The lie of the web is that each page is a discrete entity. This was true a generation ago, when pages were merely formatted text, but now that they host all sorts of code and cookies, it’s more accurate to think of web pages as collages of content, advertisements, federated services and tracking mechanisms that can talk to one another to a lesser or greater degree depending on your browser’s privacy settings. The web is becoming a tightly connected mass of trackers and bugs, a single beast with a million eyes pointing in every direction.

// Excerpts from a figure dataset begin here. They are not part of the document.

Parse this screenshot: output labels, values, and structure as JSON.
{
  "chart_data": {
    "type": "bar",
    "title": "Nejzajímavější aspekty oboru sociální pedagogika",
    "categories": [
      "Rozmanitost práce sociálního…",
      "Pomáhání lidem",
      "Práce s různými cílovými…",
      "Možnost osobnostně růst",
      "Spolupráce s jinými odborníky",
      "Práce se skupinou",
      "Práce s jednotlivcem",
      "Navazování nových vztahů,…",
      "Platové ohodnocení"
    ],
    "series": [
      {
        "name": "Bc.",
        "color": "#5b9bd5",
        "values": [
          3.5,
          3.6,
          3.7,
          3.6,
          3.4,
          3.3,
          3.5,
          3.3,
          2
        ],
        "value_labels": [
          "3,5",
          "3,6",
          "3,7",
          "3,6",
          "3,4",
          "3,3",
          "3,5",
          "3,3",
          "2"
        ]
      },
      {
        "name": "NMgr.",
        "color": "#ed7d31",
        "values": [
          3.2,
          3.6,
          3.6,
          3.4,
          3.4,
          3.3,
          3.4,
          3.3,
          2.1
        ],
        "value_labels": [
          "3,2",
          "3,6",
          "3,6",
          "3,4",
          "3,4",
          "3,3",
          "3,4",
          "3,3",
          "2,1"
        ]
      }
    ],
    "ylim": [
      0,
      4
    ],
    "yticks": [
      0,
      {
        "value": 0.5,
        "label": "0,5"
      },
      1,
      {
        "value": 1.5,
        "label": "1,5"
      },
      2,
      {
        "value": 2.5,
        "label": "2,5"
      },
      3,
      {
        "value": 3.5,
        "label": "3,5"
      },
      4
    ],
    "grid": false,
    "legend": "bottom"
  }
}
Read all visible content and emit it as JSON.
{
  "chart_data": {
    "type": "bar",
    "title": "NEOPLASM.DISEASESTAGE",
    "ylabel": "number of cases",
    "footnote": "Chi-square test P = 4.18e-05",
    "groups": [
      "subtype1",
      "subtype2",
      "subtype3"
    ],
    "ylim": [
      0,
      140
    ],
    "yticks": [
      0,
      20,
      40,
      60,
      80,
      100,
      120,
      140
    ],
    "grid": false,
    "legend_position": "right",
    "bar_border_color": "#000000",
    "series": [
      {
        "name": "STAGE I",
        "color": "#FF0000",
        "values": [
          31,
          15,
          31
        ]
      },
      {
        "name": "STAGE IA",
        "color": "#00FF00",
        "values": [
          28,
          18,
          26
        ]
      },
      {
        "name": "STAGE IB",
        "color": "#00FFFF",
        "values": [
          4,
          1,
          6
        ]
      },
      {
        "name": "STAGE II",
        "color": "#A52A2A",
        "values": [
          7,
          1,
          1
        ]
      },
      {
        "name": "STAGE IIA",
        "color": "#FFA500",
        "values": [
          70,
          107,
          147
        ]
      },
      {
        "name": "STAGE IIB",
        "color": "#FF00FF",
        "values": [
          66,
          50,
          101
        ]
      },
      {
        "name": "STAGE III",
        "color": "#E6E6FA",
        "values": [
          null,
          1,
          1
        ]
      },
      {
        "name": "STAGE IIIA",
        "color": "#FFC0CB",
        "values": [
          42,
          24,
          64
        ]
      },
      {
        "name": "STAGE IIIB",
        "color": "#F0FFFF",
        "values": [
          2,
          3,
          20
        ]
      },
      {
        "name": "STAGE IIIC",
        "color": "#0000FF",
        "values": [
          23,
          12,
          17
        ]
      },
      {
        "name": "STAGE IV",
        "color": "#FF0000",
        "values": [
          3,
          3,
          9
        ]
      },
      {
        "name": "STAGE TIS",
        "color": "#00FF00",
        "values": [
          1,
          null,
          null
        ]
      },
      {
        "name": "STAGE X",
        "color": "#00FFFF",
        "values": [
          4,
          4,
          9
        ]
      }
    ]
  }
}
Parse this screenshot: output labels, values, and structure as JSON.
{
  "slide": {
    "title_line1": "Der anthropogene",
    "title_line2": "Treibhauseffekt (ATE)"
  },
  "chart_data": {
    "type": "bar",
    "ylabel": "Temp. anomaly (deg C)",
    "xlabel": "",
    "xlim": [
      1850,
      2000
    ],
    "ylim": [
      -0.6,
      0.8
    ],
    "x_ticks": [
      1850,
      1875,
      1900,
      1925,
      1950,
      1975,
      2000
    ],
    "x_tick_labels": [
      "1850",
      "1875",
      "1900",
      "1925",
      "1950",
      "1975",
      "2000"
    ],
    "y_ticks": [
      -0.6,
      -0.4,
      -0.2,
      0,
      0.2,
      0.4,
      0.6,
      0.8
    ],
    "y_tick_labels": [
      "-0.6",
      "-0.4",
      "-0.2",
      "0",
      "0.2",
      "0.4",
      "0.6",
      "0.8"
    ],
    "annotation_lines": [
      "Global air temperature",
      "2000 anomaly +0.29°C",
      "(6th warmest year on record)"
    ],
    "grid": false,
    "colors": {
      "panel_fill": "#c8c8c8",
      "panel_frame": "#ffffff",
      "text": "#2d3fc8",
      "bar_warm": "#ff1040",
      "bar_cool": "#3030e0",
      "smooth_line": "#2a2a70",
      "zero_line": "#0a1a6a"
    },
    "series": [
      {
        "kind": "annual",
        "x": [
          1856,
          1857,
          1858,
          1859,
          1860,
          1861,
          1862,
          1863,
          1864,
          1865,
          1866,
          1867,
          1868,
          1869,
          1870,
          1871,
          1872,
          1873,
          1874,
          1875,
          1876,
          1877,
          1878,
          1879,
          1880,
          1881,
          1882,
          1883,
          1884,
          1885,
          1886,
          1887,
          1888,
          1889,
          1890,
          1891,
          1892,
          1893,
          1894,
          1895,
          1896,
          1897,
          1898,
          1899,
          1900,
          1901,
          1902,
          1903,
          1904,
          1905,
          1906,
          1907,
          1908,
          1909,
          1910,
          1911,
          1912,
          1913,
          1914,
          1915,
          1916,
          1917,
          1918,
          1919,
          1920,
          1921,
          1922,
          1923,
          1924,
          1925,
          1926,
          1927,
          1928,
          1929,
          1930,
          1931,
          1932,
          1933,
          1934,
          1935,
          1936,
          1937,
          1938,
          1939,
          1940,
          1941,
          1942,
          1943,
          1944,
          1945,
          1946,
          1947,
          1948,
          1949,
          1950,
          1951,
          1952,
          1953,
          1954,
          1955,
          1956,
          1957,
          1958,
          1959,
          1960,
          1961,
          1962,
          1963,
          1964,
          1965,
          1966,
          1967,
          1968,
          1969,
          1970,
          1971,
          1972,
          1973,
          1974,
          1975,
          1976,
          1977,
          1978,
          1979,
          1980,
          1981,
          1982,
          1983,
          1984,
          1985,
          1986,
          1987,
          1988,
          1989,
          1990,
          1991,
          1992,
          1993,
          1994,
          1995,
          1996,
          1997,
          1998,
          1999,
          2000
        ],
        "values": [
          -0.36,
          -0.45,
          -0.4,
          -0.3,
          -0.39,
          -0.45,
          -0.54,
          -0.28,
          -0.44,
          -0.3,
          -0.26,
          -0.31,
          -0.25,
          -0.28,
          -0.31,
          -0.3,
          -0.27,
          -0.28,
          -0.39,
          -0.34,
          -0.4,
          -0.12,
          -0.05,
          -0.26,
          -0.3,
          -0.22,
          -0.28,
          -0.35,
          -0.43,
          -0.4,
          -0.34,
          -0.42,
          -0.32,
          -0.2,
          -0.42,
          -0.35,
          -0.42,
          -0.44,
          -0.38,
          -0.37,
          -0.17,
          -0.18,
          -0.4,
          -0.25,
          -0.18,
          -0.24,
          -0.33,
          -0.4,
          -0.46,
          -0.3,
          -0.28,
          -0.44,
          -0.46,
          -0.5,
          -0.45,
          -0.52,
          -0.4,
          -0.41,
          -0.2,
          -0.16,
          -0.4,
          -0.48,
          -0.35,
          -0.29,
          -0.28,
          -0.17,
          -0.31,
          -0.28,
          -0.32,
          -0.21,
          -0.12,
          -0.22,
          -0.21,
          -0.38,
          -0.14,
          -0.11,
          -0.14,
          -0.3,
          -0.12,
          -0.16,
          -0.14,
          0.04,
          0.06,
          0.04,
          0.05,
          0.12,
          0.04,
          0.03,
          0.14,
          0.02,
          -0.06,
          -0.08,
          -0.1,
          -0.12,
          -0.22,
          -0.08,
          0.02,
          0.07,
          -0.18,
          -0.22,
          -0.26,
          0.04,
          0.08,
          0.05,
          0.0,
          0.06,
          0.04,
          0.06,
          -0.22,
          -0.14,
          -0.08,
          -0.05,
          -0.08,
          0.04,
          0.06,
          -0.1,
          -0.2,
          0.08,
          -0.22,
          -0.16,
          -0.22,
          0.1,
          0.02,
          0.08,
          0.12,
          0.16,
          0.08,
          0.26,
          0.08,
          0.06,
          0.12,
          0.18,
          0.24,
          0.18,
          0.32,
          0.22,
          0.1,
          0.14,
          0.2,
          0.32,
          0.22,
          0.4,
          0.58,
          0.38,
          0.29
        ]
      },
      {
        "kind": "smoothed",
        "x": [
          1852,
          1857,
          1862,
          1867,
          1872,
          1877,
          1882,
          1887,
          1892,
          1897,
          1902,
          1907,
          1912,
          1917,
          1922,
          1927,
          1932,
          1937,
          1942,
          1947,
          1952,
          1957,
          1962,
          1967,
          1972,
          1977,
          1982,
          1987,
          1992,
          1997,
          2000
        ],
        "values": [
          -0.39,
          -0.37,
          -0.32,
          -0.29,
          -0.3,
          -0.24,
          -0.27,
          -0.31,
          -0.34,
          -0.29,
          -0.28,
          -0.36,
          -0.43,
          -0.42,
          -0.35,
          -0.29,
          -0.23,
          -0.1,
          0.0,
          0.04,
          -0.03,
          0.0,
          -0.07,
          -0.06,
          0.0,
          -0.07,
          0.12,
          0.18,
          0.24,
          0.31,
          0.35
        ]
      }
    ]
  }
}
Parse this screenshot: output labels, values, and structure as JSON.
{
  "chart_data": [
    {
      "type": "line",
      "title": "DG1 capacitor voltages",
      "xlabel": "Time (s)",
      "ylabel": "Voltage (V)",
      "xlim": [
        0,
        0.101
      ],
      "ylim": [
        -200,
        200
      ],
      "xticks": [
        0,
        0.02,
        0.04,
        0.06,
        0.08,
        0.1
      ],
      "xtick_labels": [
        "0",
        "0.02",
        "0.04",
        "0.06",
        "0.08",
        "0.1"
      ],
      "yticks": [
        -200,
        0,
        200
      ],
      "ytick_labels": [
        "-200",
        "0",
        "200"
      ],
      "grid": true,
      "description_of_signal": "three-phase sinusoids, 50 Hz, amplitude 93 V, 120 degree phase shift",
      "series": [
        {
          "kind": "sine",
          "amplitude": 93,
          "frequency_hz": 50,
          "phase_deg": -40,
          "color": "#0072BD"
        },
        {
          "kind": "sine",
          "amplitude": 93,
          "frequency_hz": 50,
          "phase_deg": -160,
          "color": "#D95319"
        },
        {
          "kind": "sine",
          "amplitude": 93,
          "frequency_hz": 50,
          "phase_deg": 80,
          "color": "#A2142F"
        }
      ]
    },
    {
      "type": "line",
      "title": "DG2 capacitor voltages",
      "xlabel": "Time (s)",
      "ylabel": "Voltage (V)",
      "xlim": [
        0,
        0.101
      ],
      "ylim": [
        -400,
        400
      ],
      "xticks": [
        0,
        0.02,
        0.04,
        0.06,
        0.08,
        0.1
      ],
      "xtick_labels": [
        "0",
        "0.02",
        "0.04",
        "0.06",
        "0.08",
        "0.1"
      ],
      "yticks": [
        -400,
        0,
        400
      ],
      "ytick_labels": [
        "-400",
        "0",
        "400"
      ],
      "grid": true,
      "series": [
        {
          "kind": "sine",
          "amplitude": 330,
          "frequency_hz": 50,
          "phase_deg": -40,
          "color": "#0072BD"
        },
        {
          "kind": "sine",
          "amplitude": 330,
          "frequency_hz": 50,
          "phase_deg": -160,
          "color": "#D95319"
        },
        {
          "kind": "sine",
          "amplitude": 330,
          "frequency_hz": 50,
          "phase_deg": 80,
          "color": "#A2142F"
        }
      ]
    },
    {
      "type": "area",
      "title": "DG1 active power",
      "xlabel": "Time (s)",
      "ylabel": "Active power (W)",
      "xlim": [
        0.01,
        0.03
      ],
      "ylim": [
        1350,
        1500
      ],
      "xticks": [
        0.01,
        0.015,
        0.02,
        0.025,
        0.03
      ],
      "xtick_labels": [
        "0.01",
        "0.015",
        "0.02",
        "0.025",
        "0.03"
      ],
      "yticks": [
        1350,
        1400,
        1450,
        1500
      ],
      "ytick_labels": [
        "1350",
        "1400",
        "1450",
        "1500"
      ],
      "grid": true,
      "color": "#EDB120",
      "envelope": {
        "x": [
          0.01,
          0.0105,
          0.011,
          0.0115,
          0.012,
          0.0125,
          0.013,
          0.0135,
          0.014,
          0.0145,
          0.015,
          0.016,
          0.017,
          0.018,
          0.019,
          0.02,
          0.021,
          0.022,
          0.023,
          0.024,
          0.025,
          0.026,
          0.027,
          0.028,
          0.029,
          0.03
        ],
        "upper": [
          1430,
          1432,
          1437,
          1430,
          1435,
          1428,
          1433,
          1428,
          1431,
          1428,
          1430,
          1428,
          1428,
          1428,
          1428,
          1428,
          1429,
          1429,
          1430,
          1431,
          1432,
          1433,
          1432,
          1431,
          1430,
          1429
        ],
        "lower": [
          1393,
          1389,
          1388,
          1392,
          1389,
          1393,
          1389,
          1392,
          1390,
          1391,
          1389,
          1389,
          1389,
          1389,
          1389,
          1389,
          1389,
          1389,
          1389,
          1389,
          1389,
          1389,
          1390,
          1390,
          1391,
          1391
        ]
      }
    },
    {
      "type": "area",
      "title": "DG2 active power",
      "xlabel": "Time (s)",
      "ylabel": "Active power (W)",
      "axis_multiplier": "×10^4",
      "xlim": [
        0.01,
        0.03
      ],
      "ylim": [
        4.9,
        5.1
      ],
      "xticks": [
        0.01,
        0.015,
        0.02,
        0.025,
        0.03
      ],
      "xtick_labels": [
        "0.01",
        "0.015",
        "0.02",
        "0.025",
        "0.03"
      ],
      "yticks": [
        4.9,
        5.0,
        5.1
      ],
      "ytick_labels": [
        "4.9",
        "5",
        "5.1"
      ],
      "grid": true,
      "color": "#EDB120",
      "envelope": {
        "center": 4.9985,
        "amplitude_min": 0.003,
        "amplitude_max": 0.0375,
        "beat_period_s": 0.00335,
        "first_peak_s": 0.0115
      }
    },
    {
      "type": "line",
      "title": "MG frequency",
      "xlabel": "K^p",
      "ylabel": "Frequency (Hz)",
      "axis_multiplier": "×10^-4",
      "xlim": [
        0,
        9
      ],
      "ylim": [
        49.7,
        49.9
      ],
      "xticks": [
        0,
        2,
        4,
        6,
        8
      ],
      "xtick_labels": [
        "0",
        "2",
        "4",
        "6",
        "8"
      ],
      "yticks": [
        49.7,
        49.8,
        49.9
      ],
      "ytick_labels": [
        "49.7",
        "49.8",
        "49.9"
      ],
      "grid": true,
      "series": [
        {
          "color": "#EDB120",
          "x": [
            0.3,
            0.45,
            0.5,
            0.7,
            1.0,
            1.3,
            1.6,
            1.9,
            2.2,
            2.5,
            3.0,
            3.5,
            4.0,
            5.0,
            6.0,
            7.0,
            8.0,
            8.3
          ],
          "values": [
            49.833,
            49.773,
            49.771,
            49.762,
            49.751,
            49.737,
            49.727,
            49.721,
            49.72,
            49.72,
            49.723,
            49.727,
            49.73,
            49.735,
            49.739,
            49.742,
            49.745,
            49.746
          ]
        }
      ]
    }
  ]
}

If you’re logged in to Facebook, Twitter, Google or Amazon, it’s safe to say these sites are tracking and retaining everything you’re doing on their sites and on any other sites that host their scripts and widgets. It’s how they make recommendations: for friends, products, events. Advertising targeters like Acxiom, Turn and BlueKai are tracking users in a different though equally invasive way. A newspaper’s website may know all the visitors to its site, but it knows nothing about their activities elsewhere. Its advertisers might, however, and Google Analytics certainly does: it offers a wide array of services to websites, tracking where users are coming from and what they search for before arriving at a page, all behind a slick interface. In exchange, Google gets to see the entire history of a site’s access logs. Google Analytics and similar services like Quantcast and comScore are so ubiquitous that most of your web browsing is likely captured by one or more of these companies. They don’t have your name, but they have your IP address, rough physical location and a good chunk of your activity online. This “raw data” is considered quite sensitive, since many companies have policies against retaining it. Google, for example, boasts of anonymizing IP addresses after nine months and cookies after eighteen. But many more sites lack any such policy, and few websites will promise that your visit has not been permanently archived by some unaffiliated company.